Qantas is back at the Federal Court on Wednesday over its refusal to pay sick workers, some with cancer and heart disease, the leave that they have built up over their working lives.

Media published documents showing Qantas management planned the outsourcing 10 years ago, proving it has nothing to do with the pandemic.

Swissport, which the Fair Work Commission has confirmed pay their workers below award minimums and which has been exposed over low paid workers forced to sleep at the airports, has already begun advertising for the Qantas work.

TWU is taking legal action against the outsourcing over management’s failure to consult with workers on its plan to kill their jobs and over the tendering process which has been designed to make it impossible for workers to bid for their jobs.

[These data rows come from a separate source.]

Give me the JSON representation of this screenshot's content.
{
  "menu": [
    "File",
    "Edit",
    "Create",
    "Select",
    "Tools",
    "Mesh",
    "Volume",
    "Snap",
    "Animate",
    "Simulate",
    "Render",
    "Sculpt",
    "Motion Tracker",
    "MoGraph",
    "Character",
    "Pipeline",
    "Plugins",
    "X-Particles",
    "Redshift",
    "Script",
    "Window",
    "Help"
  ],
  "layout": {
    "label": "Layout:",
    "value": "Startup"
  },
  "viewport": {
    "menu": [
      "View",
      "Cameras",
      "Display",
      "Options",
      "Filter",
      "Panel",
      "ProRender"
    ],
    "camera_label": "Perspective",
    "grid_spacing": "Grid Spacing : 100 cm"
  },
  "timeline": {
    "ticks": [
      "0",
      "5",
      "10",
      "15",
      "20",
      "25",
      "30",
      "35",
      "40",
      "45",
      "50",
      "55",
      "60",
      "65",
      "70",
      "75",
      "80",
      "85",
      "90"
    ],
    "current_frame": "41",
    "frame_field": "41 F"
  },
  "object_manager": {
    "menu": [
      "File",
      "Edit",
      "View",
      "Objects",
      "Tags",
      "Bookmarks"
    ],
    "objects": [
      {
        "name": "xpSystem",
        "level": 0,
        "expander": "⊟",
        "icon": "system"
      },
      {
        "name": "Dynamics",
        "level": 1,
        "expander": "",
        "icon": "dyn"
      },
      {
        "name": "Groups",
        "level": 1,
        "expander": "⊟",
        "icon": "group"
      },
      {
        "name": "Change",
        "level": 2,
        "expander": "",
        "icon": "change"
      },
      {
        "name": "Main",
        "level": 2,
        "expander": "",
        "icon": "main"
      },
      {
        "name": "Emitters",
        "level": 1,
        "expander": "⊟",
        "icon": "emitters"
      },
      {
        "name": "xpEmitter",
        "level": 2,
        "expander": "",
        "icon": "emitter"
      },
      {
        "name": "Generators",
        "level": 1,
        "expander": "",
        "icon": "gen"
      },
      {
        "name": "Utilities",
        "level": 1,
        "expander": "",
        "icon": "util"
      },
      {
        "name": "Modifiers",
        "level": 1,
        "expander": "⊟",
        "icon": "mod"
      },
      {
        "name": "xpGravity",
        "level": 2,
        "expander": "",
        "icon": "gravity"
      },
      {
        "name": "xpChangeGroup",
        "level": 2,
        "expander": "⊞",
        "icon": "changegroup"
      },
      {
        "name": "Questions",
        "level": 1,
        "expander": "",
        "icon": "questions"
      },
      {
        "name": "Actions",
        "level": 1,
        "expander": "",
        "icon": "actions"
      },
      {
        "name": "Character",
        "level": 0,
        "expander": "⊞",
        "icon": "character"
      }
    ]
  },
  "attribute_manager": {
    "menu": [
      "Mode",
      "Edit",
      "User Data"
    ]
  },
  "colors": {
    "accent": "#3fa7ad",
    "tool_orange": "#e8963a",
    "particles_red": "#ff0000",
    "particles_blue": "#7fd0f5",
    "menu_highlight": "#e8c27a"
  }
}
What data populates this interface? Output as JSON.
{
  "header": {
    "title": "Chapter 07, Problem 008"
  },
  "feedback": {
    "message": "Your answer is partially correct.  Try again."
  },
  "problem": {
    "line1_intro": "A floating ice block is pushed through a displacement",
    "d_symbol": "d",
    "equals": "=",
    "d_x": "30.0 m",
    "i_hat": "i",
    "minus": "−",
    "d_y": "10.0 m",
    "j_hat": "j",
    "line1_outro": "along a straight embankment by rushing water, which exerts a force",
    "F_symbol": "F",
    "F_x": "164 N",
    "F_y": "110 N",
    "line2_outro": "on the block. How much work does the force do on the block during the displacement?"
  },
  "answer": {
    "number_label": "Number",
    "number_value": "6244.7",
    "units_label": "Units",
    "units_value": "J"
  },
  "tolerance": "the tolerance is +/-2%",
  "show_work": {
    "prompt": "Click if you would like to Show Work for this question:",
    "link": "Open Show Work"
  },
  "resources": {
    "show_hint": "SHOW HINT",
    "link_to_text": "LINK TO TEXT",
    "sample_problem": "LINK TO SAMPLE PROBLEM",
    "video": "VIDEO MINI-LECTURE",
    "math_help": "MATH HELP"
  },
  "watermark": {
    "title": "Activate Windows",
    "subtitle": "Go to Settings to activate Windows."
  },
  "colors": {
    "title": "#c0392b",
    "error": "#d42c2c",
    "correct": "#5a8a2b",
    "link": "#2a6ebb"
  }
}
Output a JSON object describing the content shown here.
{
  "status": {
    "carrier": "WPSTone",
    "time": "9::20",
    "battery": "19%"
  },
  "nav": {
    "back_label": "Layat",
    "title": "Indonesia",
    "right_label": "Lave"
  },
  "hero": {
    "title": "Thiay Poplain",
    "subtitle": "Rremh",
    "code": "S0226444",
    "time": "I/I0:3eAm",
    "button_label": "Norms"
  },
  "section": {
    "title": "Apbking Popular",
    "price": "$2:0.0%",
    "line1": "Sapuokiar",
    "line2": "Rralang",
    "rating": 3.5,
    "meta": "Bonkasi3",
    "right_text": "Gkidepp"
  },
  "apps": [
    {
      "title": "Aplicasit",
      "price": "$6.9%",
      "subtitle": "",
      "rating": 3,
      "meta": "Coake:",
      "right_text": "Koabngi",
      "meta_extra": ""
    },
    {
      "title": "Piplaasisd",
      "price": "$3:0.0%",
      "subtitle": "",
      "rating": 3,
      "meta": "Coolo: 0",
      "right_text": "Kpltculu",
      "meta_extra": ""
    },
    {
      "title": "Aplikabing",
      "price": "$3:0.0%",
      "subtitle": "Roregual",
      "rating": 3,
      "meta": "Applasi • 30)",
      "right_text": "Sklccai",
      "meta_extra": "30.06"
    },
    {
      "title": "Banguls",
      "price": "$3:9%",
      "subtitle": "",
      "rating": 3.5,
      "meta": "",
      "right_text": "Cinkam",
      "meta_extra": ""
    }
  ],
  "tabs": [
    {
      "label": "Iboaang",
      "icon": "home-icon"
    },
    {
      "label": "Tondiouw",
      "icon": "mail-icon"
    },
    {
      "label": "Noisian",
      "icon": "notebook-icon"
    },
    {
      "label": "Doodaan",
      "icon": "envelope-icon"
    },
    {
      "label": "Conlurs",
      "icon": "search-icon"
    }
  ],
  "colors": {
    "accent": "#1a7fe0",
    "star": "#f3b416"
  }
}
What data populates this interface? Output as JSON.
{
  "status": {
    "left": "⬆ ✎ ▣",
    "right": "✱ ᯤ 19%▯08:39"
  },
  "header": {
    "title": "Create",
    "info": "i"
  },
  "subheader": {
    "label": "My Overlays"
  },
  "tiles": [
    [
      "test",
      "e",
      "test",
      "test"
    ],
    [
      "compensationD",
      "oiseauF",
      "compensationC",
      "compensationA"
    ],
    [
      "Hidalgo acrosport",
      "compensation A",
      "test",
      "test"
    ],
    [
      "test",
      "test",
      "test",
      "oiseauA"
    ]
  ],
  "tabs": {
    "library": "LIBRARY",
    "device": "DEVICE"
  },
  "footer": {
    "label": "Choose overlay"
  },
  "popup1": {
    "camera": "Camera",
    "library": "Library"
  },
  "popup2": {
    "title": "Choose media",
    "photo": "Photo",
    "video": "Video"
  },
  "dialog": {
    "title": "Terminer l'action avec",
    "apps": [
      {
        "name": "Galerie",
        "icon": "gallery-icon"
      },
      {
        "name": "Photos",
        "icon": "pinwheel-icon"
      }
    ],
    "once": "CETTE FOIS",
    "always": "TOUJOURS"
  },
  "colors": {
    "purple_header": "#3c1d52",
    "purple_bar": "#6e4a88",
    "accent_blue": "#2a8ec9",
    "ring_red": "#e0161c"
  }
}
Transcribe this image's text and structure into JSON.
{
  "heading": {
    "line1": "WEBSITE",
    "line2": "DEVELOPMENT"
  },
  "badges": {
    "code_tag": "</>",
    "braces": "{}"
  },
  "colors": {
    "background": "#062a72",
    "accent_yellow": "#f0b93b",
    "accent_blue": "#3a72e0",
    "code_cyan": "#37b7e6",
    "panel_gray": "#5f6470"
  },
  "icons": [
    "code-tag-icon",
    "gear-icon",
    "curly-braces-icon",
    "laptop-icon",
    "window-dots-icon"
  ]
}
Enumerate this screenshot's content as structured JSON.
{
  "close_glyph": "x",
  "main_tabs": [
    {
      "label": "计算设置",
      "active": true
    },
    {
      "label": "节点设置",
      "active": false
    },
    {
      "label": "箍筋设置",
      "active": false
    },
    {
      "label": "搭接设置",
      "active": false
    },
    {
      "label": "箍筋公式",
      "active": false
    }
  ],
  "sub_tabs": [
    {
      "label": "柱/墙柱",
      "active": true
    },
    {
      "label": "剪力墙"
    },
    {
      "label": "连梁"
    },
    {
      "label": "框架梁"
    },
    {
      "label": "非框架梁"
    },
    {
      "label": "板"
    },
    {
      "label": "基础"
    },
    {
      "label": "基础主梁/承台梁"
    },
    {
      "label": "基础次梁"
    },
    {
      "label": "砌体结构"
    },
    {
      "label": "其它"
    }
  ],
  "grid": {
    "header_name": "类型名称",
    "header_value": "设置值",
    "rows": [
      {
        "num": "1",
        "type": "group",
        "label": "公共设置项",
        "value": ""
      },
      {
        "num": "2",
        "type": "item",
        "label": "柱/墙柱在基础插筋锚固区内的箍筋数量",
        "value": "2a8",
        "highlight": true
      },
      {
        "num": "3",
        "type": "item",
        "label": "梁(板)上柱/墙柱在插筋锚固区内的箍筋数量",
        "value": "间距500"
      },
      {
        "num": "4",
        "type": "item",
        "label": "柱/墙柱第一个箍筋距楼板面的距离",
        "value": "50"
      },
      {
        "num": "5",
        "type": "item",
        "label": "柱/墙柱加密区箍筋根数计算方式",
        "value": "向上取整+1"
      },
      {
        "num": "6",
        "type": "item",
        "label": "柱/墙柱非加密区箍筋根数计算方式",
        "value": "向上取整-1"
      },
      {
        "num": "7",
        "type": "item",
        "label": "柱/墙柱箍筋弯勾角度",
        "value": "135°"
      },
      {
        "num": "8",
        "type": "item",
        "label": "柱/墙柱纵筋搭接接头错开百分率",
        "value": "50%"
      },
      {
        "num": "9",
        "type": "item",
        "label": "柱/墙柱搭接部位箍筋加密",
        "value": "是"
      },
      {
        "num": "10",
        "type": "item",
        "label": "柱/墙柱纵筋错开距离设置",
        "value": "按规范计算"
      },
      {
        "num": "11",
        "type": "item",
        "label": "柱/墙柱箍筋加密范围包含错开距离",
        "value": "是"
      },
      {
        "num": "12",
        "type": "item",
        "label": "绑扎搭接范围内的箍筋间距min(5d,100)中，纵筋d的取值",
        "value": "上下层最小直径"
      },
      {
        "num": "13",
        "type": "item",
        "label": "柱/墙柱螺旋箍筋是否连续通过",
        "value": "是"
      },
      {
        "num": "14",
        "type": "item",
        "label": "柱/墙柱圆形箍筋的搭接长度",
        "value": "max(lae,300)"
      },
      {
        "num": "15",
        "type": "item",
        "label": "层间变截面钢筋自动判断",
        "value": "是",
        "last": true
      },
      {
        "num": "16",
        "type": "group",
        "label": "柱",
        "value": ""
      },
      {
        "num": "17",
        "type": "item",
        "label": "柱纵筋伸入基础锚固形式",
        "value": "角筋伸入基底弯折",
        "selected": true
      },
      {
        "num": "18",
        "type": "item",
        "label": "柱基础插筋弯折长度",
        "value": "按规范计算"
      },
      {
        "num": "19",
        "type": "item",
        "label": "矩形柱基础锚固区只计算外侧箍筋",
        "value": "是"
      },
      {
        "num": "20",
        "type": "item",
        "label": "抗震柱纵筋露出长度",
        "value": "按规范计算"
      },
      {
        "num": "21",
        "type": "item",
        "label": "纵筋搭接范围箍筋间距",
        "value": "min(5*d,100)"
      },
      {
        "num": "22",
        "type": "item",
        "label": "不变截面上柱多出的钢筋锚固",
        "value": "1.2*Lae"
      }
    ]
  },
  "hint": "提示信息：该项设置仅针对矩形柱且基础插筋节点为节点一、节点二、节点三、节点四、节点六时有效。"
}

In documents to workers, Qantas has given workers just six weeks to make a final bid and to find $100 million labour cost savings and $80 million to fund equipment upgrades, despite the airline choosing not to do these upgrades when it made billions of dollars in profit, including $1.5 billion in profit in 2016, $1.4 billion in profit in 2017, $1.6 billion in profit in 2018 and $1.3 billion in profit in 2019.

Qantas revealed in its annual report last week it is paying its senior executives millions of dollars. When Qantas announced its CEO received $24 million pay package he was the highest paid CEO in Australia and the highest paid airline executive in the world.